I know I'm missing people, and I apologize. It's so infrequent that all of the beer folks in the area get together in a non-work setting that isn't after an exhausting day at a fest. You see how much everyone enjoyed it in this picture out on the street afterwards. Get yourself down to Triumph; the parking's not as bad as you might think (well...on Friday and Saturday nights, but take SEPTA!), I parked on-street for a buck, only three blocks away, and the walk did me good. Thanks to Triumph and Jay Misson for this very gracious "hello" to the craft beer scene.
Monday, March 12, 2007
Triumph Philly: a pre-opening visit
I stopped in the Triumph site on Chestnut Street last night on my way to the Michael Jackson dinner at Monk's Cafe; Jay Misson told me to drop by and see the place. I found free on-street parking on 2nd St. -- Hooray for Sunday! -- and walked on up to the unlocked door. Plenty of construction clutter, and a stairwell full of scaffolding...
"Jay!" I bellowed, "It's Lew Bryson!"
"Come on up," said a voice from overhead, "we're drunk!"
Jay was exaggerating, but they -- himself, two particularly motivated staffers (top pic, flanked by the two staffers), and brewer Patrick Jones (that's him in the picture below, in front of the brewery) -- were drinking, the lucky boogers: Bengal IPA, Oatmeal Stout, and Kellerbier (the beer must have come in from New Hope: brewing at the Center City site is still waiting on gov't approval). Jay fixed me up with a delish IPA right away, and we took a look around.If you've seen the other two Triumphs in Princeton and New Hope, there's a definite similarity...but there's a definite difference, too. Triumph Center City is more industrial/tech look, but with the familiar vertical spaces and curves. I think the upstairs lounge is going to be my pick, assuming it's not stuffed with hipsters.
He took me down and showed me the draught system: wow. Extremely flexible and advanced, allowing for quick keg-off when the tanks get low. There's a couple spaces in the back bar for casks to go on dispense (lager and ale, I strongly suspect), and a finely designed malt handling system. Lots of thought went into this place.
Jay's still saying end of the month for a soft opening. I asked him how he was handling the pressure of opening across Chestnut St. from the self-proclaimed "King" of Philadelphia craft beer (see above). He didn't seem to be overly concerned.
Now...I did hear a rumor at the Monk's dinner that Triumph is already looking at another site closer to Center City Philly, three or four blocks east of Monk's.
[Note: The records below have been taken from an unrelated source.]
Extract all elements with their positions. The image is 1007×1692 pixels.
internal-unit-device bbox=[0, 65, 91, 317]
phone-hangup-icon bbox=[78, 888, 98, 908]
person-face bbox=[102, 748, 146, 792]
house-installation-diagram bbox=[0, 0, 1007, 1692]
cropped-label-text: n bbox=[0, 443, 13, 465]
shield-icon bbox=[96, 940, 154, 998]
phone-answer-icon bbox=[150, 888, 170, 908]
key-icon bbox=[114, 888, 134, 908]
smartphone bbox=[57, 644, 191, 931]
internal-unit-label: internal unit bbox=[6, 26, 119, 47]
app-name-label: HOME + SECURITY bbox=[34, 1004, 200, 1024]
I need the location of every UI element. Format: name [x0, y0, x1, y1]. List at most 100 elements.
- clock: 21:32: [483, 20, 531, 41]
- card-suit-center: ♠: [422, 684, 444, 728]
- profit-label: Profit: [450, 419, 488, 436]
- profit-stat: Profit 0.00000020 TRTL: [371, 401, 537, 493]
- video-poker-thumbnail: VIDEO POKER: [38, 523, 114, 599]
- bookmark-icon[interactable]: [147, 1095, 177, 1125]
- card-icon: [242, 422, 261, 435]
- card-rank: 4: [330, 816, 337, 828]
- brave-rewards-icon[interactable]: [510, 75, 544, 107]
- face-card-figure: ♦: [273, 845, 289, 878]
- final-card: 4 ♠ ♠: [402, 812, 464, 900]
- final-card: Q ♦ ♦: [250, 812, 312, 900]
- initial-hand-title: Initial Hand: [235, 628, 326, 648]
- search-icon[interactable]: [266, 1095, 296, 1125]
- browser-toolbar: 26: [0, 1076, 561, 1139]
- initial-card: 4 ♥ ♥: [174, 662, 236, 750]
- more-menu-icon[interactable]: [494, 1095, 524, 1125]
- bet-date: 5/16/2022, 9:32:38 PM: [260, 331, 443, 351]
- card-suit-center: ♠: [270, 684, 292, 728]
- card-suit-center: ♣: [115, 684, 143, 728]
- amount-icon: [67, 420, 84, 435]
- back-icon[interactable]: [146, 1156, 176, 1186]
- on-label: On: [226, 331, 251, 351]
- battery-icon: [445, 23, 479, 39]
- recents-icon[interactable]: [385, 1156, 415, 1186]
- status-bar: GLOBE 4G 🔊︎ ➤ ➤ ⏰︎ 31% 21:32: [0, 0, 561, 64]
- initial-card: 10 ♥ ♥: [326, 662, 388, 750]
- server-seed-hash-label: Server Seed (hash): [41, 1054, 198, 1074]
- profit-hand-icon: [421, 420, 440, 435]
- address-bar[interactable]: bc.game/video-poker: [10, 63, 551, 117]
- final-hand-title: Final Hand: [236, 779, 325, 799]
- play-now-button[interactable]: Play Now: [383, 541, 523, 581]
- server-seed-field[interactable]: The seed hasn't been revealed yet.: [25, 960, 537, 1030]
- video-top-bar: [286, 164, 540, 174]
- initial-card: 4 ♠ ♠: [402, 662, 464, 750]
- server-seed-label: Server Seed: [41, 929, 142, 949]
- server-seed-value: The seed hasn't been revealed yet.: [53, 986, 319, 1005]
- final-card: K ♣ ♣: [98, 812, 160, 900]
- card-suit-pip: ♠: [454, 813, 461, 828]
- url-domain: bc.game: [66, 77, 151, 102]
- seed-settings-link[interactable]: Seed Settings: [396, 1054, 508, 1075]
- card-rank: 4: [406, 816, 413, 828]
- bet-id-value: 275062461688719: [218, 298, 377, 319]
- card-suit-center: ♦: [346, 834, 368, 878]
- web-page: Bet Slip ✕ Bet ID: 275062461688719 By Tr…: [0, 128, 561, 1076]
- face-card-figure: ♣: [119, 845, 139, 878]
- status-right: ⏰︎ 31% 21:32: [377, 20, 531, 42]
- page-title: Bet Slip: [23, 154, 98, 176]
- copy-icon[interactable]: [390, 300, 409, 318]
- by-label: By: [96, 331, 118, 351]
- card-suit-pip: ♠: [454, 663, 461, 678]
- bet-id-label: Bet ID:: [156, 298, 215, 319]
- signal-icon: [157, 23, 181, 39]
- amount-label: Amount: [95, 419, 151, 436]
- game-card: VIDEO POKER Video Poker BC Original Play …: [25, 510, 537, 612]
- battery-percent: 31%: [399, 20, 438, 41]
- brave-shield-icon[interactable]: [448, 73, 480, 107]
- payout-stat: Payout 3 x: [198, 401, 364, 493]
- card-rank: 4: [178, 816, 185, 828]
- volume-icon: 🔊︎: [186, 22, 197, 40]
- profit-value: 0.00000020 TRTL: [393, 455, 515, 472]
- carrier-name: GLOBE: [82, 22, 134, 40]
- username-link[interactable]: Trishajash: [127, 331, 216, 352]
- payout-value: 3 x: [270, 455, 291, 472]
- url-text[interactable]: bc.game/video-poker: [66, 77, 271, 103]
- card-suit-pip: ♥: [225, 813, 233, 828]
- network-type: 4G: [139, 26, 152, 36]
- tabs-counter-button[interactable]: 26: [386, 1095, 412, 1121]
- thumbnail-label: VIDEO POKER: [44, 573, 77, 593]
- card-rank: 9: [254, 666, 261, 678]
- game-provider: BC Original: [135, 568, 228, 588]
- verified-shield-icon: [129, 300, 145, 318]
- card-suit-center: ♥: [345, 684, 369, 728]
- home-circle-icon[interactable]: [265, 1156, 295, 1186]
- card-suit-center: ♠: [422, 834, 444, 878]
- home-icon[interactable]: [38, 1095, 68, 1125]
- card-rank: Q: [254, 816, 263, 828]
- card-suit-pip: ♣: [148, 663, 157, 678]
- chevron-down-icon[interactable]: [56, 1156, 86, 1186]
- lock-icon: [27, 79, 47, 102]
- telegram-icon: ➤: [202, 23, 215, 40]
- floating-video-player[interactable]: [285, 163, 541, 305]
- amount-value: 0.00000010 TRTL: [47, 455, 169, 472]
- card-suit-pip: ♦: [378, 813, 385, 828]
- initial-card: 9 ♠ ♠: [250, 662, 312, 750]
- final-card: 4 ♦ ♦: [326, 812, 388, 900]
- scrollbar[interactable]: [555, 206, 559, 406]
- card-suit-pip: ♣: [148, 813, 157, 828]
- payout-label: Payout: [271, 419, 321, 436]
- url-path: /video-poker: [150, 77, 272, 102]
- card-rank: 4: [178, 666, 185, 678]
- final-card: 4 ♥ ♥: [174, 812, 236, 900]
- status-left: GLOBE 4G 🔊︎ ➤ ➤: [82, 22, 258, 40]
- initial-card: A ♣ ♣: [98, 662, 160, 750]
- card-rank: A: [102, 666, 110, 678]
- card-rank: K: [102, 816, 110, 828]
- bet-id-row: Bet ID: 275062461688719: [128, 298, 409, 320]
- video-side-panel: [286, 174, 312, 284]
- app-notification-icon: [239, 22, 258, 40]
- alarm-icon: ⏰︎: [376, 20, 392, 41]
Interesting...
Thursday, March 8, 2007
Triumph Philly -- update
Beers that will be on: Honey Wheat Amber, Bengal Gold IPA. Kellerbier (pils-style, deep gold) Dunkel, Oatmeal Stout, Chico Ale, Porter, Love Potion Belgian Tripel.
"There's parking all around us," Jay said, to quell my suburban driver fears.
How's it look? Well, I hope to get a peek this weekend, but meantime Jay said it's hip, industrial in spots (I thought the other two Triumphs were, too...), and sectioned into smaller areas.
Some cool news for glassware freaks like me: Jay's got a new glass coming from Rastal that actually looks like the glass in the Triumph logo. Hrrmph! About time!